Auguste Schmidt, full name Friederike Wilhelmine Auguste Schmidt (3 August 1833 – 10 June 1902) was a German pioneering feminist, educator, journalist and women's rights activist.

==Life==
Schmidt was born on 3 August 1833 in Breslau, German Empire (now Wrocław, Poland). She was the daughter of Prussian army artillery lieutenant Friedrich Schmidt and his wife Emilie (born Schöps). In 1842, the family moved from Breslau to Poznań where from 1848 to 1850 she studied in Luisenschule to be a teacher.

Between 1850 and 1855, she worked as a private teacher for a Polish family, and later at a private school in Upper Rybnik. From 1855 to 1860, she taught at the Maria Magdalena municipal school in Breslau. In 1861 she moved to Leipzig to become the Director of the Leipzig "Latzelschen höheren Privattöchterschule", a girls' private school.

From 1862, she was teacher of literature and aesthetics at one of Ottilie von Steyber's (1804–1870) Mädchenbildungsinstitut (Girls Educational Institutes). One of her students was Clara Zetkin. In 1864 she started a friendship with Louise Otto-Peters.

In 1866, she joined with Louise Otto-Peters in founding the Allgemeiner Deutscher Frauenverein (ADF) (General Union of German Women) in Leipzig to work for better women's access to higher education and the professions as well as better protective legislation for working women. Schmidt and Otto-Peters served jointly as president and edited the house organ, Neue Bahnen ("New Paths").

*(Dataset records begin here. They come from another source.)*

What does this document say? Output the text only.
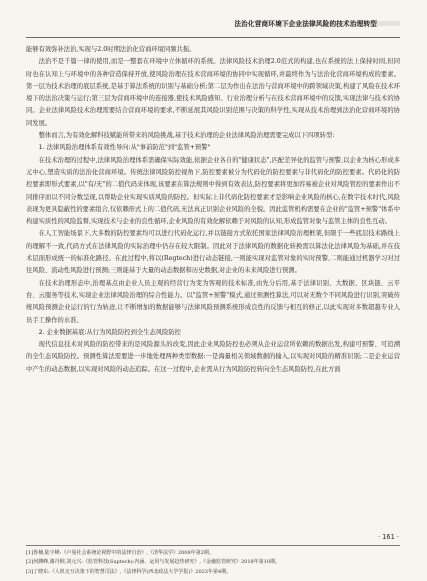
法治化营商环境下企业法律风险的技术治理转型

能够有效弥补法治,实现与2.0时期法治化营商环境同频共振。

法治不是千篇一律的使用,而是一整套在环境中立体循环的系统。法律风险技术治理2.0范式的构建,也在系统的法上保持时间,但同时也在认知上与环境中的各种营造保持开放,使风险治理在技术营商环境的协同中实现循环,并最终作为与法治化营商环境构成的要素。第一层为技术治理的底层系统,是基于算法系统的识别与基础分析;第二层为作出在法治与营商环境中的跨领域决策,构建了风险在技术环境下的法治决策与运行;第三层为营商环境中的连接器,使技术风险感知、行业治理分析与在技术营商环境中的反馈,实现法律与技术的协同。企业法律风险技术治理需要结合营商环境的要求,不断延展其风险识别范围与决策的科学性,实现从技术治理到法治化营商环境的协同发展。

整体而言,为有效化解科技赋能所带来的风险挑战,基于技术治理的企业法律风险治理需要完成以下四项转型:

1. 法律风险治理体系有效性导向:从"事前防范"到"监管+预警"

在技术治理的过程中,法律风险治理体系需确保实际效能,依据企业各自的"健康状态",匹配差异化的监管与预警,以企业为核心形成多元中心,塑造实质的法治化营商环境。传统法律风险防控视角下,防控要素被分为代码化的防控要素与非代码化的防控要素。代码化的防控要素即形式要素,以"有/无"的二值代码来体现,该要素在算法规则中得到有效表达,防控要素将更加容易被企业对风险管控的要素作出不同排序而以不同分数呈现,以帮助企业实现实质风险的防控。但实际上非代码化防控要素才是影响企业风险的核心,在数字技术时代,风险表现为更具隐蔽性的要素组合,仅依赖形式上的二值代码,无法真正识别企业风险的全貌。因此监管机构需要在企业的"监管+预警"体系中构建实质性的风险监督,实现技术与企业的良性循环,企业风险的有效化解依赖于对风险的认知,形成监管对象与监管主体的良性互动。

在人工智能场景下,大多数的防控要素均可以进行代码化运行,并以链接方式依托国家法律风险治理框架,但限于一些底层技术路线上的理解不一致,代码方式在法律风险的实际治理中仍存在较大限制。因此对于法律风险的数据化转换需以算法化法律风险为基础,并在技术层面形成统一的标准化路径。在此过程中,将以(Regtech)进行动态链接,一则能实现对监管对象的实时预警,二则能通过机器学习对过往风险、流动性风险进行预测;三则能基于大量的动态数据和历史数据,对企业的未来风险进行预测。

在技术治理形态中,治理基点由企业人员主观的经营行为变为客观的技术标准,由先分后用,基于法律识别、大数据、区块链、云平台、云服务等技术,实现企业法律风险治理的综合性能力。以"监管+预警"模式,通过预测性算法,可以对无数个不同风险进行识别,突破传统风险预测企业运行的行为轨迹,让不断增加的数据能够与法律风险预测系统形成良性的反馈与相互的修正,以此实现对多数超越专业人员手工操作的水准。

2. 企业数据基底:从行为风险防控到全生态风险防控

现代信息技术对风险的防控带来的是风险源头的改变,因此企业风险防控也必须从企业运营所依赖的数据出发,构建可预警、可追溯的全生态风险防控。预测性算法需要进一步地处理两种类型数据:一是海量相关领域数据的输入,以实现对风险的精准识别;二是企业运营中产生的动态数据,以实现对风险的动态追踪。在这一过程中,企业需从行为风险防控转向全生态风险防控,在此方面

· 161 ·
[1]鲁楠,陆宇峰:《卢曼社会系统论视野中的法律自治》,《清华法学》2008年第2期。
[2]何渊峰,谢丹桐,刘元兴:《监管科技(Suptech):内涵、运用与发展趋势研究》,《金融监管研究》2018年第10期。
[3]丁晓东:《人机交互决策下的智慧司法》,《法律科学(西北政法大学学报)》2023年第4期。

In 1869, she founded the association of German teachers and educators and in 1890, together with Helene Lange, she founded the "Allgemeinen Deutschen Lehrerinnen-Vereins" (ADLV) (General German Teachers Association).

In 1894, she became the first president of the Bund Deutscher Frauenvereine (BDF), (League of German Women's Associations), which brought together thirty-four women's civil rights movement groups under a controlling body. This expanded to 65 in the first year.

She published two novels in 1868, Tausendschön (Daisies) and Veilchen (Violets), a short story, Aus schwerer Zeit (From Hard Times), came out in 1895.

She retired in 1900 and died in Leipzig on 10 June 1902.

In 2003, a 14m long plaque was attached to the house in which she lived between 1863 and 1864 at Lortzingstraße 5, Leipzig, to commemorate her life.